DS: So, how would you, we’re having that discussion. What would I’m the CEO? You’re coming to me. What would you say?
PD: In Instead of well actually I would come directly to you.
DS: By the way thanks for promoting me to CEO, by the way. I’m going to thank you.
PD: Anytime for that bonus for you.
DS: You can.
PD: So, if I’m coming to you as my CEO and I’m telling you that, look I know that we are Taco franchise 22 and I want to speak with Burger Franchise one. Okay. I want to speak to their security team. I would position this in a way to where you clearly understood the benefits of this conversation.
PD: And it sounds simple. We’re using simple terms here but the realistic point of view here is that when we’re talking about the sharing of knowledge, right. We’re not talking about sharing my sales targets, my promotion models, my business objectives. What we’re talking about is sharing an understanding of how to secure my front door, how to secure my backdoor, and how to make sure that my motion sensors all throughout the house are active, alright? That’s what we’re discussing.

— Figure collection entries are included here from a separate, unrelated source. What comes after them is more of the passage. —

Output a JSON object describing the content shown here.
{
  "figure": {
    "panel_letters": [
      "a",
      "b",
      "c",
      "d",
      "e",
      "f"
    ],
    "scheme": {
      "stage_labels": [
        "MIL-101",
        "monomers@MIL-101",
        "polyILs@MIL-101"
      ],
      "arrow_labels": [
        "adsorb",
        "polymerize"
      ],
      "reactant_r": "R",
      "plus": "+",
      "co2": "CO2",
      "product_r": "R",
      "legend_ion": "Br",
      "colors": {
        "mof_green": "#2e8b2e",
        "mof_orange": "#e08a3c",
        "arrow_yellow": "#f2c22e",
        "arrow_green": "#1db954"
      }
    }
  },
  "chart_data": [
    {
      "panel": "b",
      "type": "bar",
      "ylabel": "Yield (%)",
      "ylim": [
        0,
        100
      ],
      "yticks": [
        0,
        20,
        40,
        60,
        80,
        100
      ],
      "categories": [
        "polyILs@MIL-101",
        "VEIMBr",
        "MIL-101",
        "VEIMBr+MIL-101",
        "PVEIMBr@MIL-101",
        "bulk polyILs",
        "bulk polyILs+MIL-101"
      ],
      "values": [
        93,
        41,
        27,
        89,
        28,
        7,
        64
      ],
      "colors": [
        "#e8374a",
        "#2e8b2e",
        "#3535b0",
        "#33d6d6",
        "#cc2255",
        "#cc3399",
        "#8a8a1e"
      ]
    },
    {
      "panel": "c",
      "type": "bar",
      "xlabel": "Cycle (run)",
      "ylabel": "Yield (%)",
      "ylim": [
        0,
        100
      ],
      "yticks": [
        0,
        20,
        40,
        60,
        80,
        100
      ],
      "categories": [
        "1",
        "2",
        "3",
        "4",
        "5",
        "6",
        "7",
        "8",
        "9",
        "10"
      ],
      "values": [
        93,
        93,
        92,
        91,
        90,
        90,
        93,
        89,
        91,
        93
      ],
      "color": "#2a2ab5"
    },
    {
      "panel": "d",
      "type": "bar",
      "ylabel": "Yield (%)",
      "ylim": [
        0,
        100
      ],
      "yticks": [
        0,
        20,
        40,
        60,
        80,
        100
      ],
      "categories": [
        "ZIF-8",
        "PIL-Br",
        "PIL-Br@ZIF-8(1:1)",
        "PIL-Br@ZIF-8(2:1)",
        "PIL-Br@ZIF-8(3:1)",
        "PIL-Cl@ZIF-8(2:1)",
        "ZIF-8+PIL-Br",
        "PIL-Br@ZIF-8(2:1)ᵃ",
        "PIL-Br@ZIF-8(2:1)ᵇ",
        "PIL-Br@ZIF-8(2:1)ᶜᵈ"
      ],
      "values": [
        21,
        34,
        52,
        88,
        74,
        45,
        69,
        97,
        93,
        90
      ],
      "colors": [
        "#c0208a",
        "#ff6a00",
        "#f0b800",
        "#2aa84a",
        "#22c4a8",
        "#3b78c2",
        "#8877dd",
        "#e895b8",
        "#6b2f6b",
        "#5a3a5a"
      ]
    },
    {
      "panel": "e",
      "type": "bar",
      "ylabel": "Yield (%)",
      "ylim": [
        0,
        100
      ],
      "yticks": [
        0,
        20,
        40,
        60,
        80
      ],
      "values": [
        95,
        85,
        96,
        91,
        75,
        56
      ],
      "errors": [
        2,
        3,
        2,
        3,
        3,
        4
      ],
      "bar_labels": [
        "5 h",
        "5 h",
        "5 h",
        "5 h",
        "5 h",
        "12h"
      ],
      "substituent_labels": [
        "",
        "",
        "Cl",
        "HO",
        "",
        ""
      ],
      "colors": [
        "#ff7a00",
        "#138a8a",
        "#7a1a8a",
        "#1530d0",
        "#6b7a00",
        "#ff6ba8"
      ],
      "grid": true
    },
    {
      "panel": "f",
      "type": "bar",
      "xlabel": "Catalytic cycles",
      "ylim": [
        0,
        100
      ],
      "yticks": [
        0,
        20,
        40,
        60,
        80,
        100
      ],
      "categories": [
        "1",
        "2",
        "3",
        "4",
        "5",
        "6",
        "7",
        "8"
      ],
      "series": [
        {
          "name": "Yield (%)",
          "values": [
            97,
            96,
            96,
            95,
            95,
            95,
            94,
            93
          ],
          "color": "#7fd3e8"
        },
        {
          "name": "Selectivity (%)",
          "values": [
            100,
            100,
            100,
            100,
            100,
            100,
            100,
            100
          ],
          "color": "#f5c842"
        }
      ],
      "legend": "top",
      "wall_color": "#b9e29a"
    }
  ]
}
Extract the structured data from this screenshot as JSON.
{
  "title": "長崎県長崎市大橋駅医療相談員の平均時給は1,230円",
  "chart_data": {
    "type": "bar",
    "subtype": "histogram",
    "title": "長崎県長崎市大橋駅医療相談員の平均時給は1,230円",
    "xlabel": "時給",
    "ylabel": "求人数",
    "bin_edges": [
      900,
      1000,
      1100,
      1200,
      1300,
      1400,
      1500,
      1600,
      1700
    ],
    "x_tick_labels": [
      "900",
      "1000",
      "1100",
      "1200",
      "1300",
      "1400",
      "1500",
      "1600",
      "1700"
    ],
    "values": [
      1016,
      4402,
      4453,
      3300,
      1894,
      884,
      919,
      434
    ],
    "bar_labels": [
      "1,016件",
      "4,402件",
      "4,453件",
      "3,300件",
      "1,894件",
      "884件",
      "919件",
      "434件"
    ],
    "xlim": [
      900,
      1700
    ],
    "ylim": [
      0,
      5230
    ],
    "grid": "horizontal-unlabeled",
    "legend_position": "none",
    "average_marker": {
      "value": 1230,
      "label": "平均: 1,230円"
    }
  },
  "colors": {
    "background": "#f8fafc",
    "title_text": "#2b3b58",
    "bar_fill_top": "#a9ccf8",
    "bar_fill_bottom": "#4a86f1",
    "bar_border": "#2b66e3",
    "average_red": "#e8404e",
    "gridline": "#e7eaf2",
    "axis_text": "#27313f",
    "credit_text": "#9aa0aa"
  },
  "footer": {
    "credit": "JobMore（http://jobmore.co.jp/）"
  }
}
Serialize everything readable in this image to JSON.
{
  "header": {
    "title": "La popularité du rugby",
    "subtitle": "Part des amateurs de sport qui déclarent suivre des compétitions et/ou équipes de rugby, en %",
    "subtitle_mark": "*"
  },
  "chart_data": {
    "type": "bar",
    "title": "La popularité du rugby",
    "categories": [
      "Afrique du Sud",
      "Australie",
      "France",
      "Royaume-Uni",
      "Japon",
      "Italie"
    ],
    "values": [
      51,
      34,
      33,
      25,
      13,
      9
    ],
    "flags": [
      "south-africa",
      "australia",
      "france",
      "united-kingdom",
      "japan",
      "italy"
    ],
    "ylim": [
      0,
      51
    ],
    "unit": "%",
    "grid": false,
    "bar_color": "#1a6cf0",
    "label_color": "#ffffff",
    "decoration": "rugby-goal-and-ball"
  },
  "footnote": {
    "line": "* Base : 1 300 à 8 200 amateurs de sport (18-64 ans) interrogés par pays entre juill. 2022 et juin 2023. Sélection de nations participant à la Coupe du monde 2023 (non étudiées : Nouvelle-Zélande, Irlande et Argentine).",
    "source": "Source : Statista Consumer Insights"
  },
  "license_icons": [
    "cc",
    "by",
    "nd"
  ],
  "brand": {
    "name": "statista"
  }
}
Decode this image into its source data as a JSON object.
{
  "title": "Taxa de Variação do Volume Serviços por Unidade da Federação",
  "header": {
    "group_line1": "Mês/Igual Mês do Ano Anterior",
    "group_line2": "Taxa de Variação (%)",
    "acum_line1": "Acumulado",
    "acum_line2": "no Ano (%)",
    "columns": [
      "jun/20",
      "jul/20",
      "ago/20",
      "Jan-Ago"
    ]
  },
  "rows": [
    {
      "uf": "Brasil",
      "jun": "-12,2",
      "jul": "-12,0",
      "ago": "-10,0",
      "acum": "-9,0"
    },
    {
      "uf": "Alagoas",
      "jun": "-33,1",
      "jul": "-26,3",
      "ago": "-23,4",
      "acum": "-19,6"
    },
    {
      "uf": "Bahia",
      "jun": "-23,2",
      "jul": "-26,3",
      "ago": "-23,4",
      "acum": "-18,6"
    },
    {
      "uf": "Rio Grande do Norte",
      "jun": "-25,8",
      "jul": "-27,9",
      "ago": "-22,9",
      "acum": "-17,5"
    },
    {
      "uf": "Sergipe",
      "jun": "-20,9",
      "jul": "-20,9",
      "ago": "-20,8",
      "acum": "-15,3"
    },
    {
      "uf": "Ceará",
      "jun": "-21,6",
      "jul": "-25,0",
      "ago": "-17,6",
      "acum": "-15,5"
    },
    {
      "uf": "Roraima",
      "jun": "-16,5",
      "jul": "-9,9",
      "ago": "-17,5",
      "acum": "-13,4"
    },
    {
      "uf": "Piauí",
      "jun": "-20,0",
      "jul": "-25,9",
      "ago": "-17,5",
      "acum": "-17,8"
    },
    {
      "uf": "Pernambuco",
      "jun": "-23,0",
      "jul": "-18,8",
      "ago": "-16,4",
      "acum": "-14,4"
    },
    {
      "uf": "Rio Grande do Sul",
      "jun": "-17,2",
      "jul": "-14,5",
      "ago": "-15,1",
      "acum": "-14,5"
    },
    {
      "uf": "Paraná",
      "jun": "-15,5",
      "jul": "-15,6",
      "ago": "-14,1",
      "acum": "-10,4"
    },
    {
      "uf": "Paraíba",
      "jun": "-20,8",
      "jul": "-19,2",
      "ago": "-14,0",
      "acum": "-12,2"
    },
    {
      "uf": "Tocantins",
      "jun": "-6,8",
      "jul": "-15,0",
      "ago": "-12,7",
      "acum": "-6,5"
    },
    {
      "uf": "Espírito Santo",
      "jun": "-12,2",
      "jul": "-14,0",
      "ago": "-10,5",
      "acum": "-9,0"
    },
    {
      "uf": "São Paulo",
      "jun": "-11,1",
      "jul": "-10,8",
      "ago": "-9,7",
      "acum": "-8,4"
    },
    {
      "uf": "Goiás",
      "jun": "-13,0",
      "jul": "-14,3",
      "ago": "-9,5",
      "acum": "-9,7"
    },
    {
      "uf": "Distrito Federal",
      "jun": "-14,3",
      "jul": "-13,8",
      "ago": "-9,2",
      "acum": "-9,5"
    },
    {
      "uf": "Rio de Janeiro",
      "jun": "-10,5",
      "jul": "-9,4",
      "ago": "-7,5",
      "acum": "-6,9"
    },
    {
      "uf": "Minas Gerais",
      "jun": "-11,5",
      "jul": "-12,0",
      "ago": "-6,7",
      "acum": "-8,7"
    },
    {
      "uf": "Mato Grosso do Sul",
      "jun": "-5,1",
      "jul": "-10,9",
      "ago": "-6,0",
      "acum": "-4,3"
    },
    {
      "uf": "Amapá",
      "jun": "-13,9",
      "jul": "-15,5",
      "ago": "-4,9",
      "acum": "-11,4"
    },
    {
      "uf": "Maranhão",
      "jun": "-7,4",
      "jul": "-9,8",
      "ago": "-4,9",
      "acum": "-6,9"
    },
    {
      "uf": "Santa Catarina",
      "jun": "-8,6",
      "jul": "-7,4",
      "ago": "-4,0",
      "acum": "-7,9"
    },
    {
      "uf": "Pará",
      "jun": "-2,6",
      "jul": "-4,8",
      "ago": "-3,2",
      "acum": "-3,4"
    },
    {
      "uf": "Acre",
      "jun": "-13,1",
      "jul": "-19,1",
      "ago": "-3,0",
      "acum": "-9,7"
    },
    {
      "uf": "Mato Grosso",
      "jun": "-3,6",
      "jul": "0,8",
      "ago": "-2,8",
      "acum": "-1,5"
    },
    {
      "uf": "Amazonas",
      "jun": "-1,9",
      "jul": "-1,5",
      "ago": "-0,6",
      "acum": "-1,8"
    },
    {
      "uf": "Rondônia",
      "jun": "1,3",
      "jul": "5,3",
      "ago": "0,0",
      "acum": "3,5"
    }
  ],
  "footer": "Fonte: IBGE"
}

So, me coming to you as a CEO, I’m going to tell you, look, we have a lot of great momentum going here. We have a good understanding of our security practices and models but we only understand what we touch, okay. If we are looking to grow beyond our current knowledge point, then we need outside influence.
DS: You got my okay.
PD: Thank you.
DS: Thank you so much, Preston. I appreciate it.
PD: I appreciate the time. Thank you for having me.